Putin, the Russian President, has insisted Russia has the right to use military force in Ukraine if necessary to protect ethnic Russians.
But he has denied claims by Ukrainian officials and Western diplomats that Russia has sent thousands of troops into the region in recent days. Russia says the heavily armed troops, in uniforms without insignia, are local “self-defense” forces.
The deputy speaker of the Crimean parliament, Rustam Temirgaliev, said Thursday at a news conference that the only forces allowed in Crimea are the Russian military — and that all others will be considered to be occupying forces.
He said he’d advised Ukrainian troops to swear allegiance to the Russian army or leave Crimea under safe passage.
In the regional capital, Simferopol, residents have demonstrated this week against the interim government in Kiev, with crowds chanting in favor of Putin.
U.S. visa ban imposed
Amid the rapidly shifting diplomatic sands, European Union leaders are meeting in Brussels, Belgium, to discuss possible economic and diplomatic sanctions against Russia.
European Commission President Jose Manuel Barroso said via Twitter: “We stand by a united and inclusive Ukraine.”
U.S. Secretary of State John Kerry and European foreign ministers are also meeting in Rome.
The U.S. State Department on Thursday imposed a visa ban on Russian and Ukrainian officials and individuals responsible for, or complicit in, threatening the sovereignty and territorial integrity of Ukraine.
President Barack Obama also signed an executive order laying the groundwork to impose sanctions against individuals and entities responsible for the crisis.
The impact of sanctions, if they were imposed, might be felt by other countries, too. Russian lawmakers are drafting a law that would allow the nation to confiscate assets belonging to U.S. and European companies if sanctions are slapped on Moscow, Russian state media reported Wednesday.
The Russian threat was not specific, but numerous large European and U.S. companies have interests in the region, and Russia is a major supplier of natural gas to Europe.

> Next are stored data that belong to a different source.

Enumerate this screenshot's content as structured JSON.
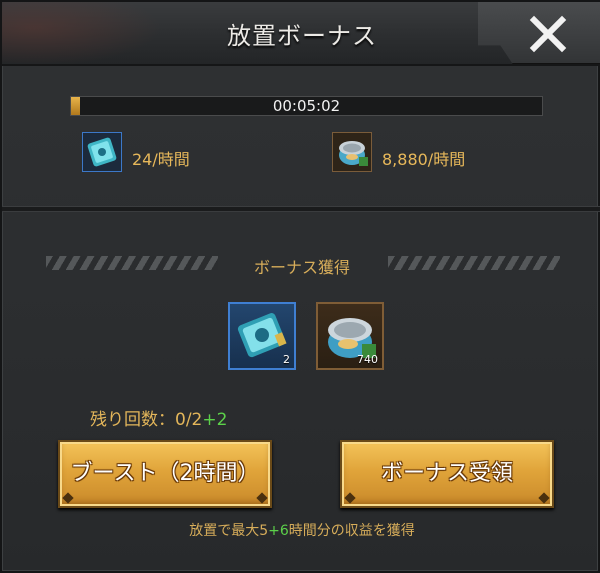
{
  "header": {
    "title": "放置ボーナス",
    "close_icon": "close-icon"
  },
  "timer": {
    "value": "00:05:02",
    "progress_fraction": 0.02
  },
  "rates": [
    {
      "icon": "card-icon",
      "text": "24/時間"
    },
    {
      "icon": "food-can-icon",
      "text": "8,880/時間"
    }
  ],
  "bonus": {
    "title": "ボーナス獲得",
    "items": [
      {
        "icon": "card-icon",
        "count": "2"
      },
      {
        "icon": "food-can-icon",
        "count": "740"
      }
    ]
  },
  "remaining": {
    "label": "残り回数：0/2",
    "bonus": "+2"
  },
  "buttons": {
    "boost": "ブースト（2時間）",
    "claim": "ボーナス受領"
  },
  "footer": {
    "prefix": "放置で最大5",
    "bonus": "+6",
    "suffix": "時間分の収益を獲得"
  },
  "colors": {
    "accent_gold": "#e7b85a",
    "bonus_green": "#5cd14a",
    "frame_blue": "#3c78c8"
  }
}
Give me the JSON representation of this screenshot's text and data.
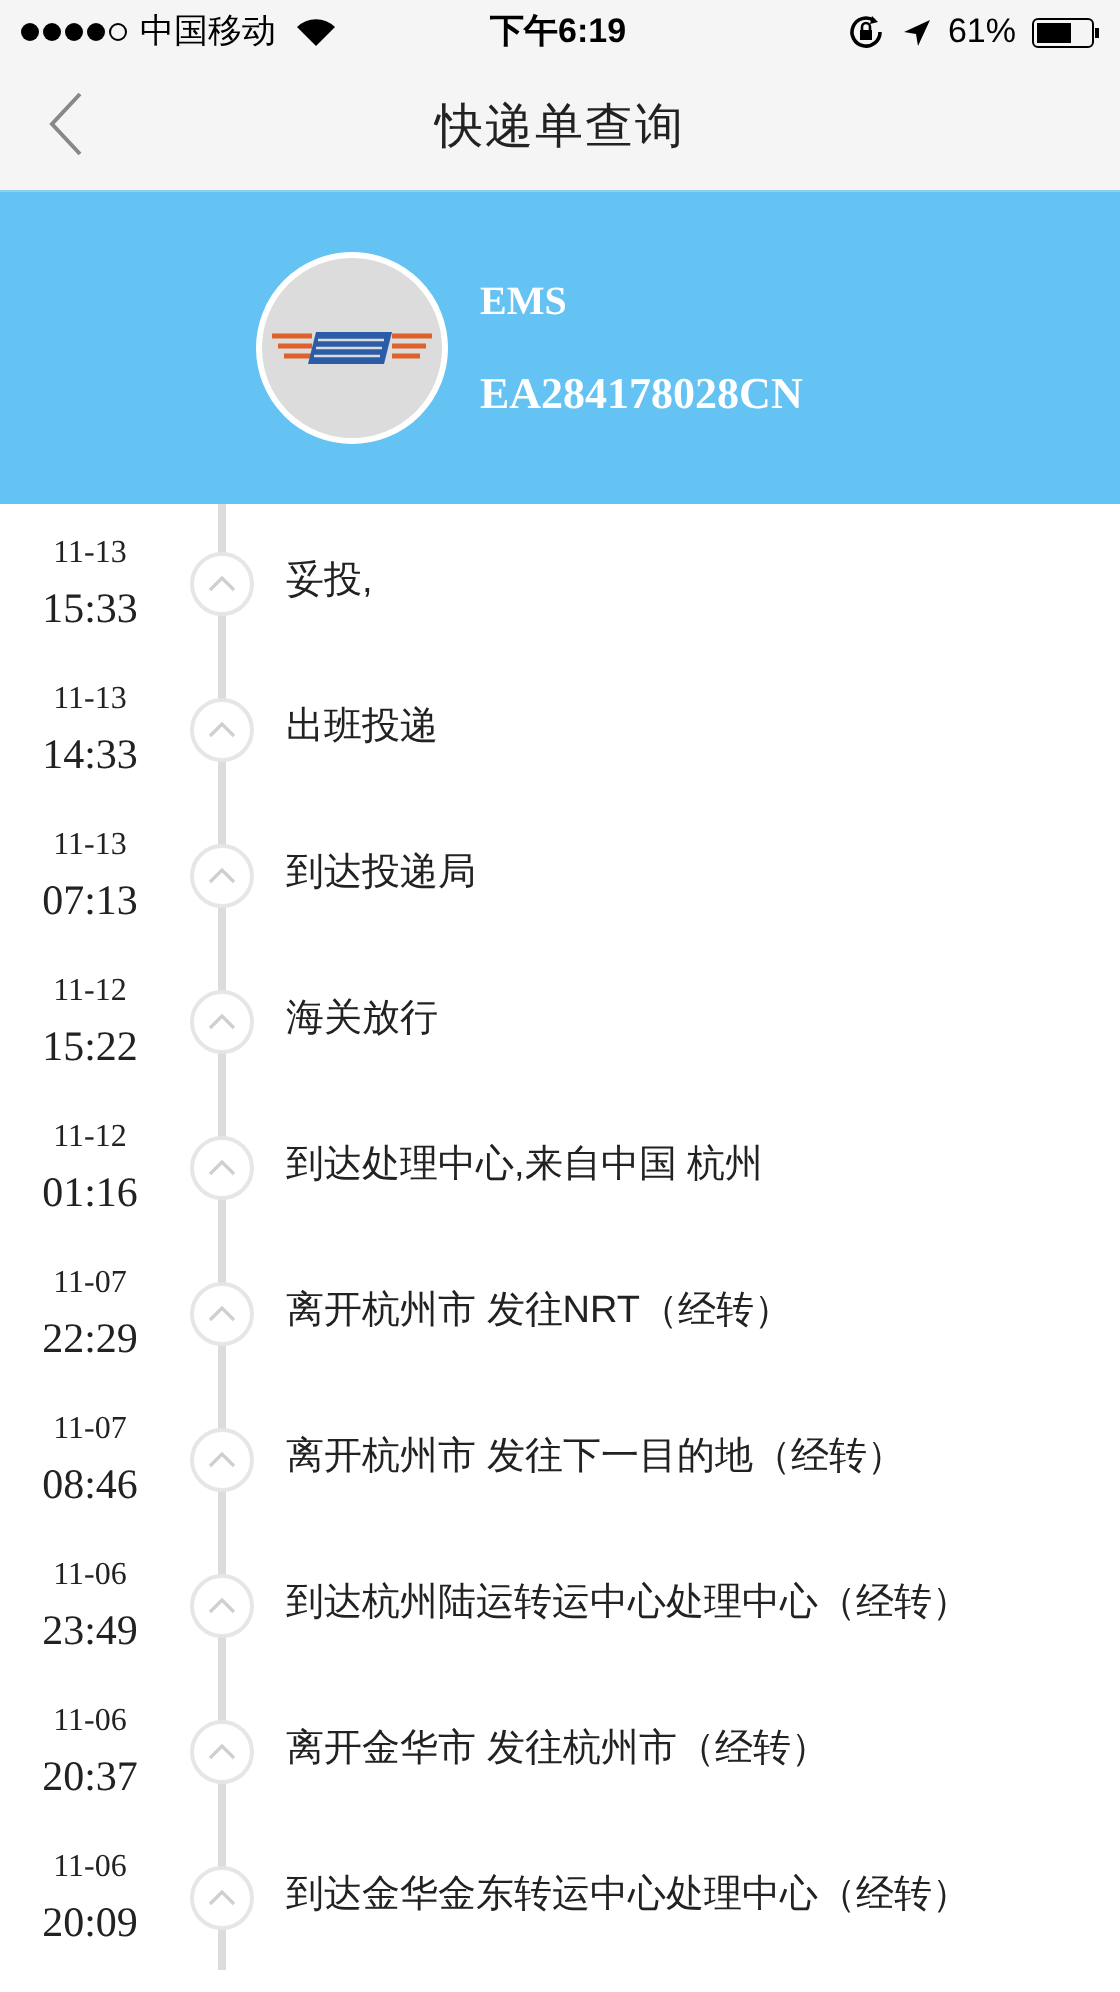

Ukrainian Prime Minister Arseniy Yatsenyuk called on Russia ahead of the talks to stop stoking tensions in his country, saying Moscow should embrace a political solution to the crisis.
Speaking alongside Martin Schulz, president of the EU Parliament, he accused Russia of further “provocations” in Crimea and urged it to pull back its forces.
“We must take into account that there is a real, dangerous and dramatic situation and tension,” Schulz said.
At the same time, Schulz promised that Europe stood behind the new government in Kiev and a peaceful, democratic future for Ukraine. “We are behind you and your government, and we support you with all our means,” he said.
This includes ensuring that an 11 billion-euro aid package offered Wednesday by the European Union gets to Ukraine as soon as possible to shore up the cash-strapped economy, Schulz said.
Tensions remain high around military bases in Crimea, and there are concerns that violence may erupt as tempers fray.
Ukraine’s Ministry of Defense said unidentified Russian forces had scuttled an old warship to block seven Ukrainian vessels in a Crimean harbor under cover of darkness Wednesday.
Meanwhile, riot police are in a standoff against pro-Russian demonstrators outside government buildings in Odessa, a port city in southern Ukraine.
And in the eastern city of Donetsk, protesters took over a local government building Wednesday as they called for a referendum on the region’s status and greater autonomy, witnesses told CNN.
Russian Foreign Minister Sergey Lavrov earlier criticized the actions of NATO and a regional security bloc, the Organization for Security and Co-operation in Europe
Their actions “are not helping to create an atmosphere of dialogue and constructive cooperation” on Ukraine, he said.
The OSCE said Wednesday it had sent 35 unarmed military observers to Odessa in response to a request from Kiev.
Meanwhile, NATO warned it was reviewing its relationship with Russia and suspending some joint undertakings.